Il nous semble plutôt, au contraire, que cette idée se repose finalement sur le présupposé qu’il suffit de donner accès à une information jusqu’ici inconnue pour que se réorientent les habitudes, ce que nous percevons comme une insidieuse forme de désengagement. En vérité, il existe un mot anglais pour désigner ce genre de croyances : on parle de ‘slacktivism’, l’activisme (pas très actif physiquement, du reste) qui consiste surtout à parler du problème en partant du principe que cela suffira pour le résoudre. Nous ne nions pas la nécessité de mener une sorte « d’éducation populaire » sur des problématiques de ce genre, mais nous ne parvenons pas à nous expliquer l’auto-satisfaction qui accompagne inévitablement cette idée de ‘prise de conscience écologique’ chaque fois qu’elle est évoquée.

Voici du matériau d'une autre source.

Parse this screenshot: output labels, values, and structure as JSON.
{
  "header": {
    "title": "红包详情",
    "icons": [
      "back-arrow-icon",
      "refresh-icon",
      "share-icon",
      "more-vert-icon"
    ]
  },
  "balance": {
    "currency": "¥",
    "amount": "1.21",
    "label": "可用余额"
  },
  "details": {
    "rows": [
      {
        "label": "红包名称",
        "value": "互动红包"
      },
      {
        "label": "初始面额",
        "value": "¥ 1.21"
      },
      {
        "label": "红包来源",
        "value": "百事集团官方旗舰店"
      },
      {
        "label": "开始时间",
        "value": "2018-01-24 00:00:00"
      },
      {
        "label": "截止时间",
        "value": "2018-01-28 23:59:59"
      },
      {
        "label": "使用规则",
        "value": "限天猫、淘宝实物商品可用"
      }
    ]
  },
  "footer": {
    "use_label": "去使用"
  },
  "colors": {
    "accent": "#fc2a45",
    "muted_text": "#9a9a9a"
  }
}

Pour nous, au contraire, il s’agit d’un jeu très dangereux, puisque derrière cette formule se cache implicitement l’idée que le manque de progrès dans la résolution des questions environnementales relevait simplement d’un manque d’information, l’absence d’une causalité établie dans les esprits entre action humaine et externalités négatives. C’est pour nous une grossière erreur qui, en plus de faire preuve de peu d’humilité intellectuelle, se substitue certainement à la recherche des causes beaucoup plus profondes qui paralysent la mise en application des solutions possibles – car il semble certain que l’accès a l‘information n’en fit jamais réellement partie.
1. Sur la révolution et le dérèglement climatique, voir "Les politiques de la nature au début de la révolution. Sens et fonctions de l’alerte environnementale, 1789-1793", de Jean-Baptiste Fressoz.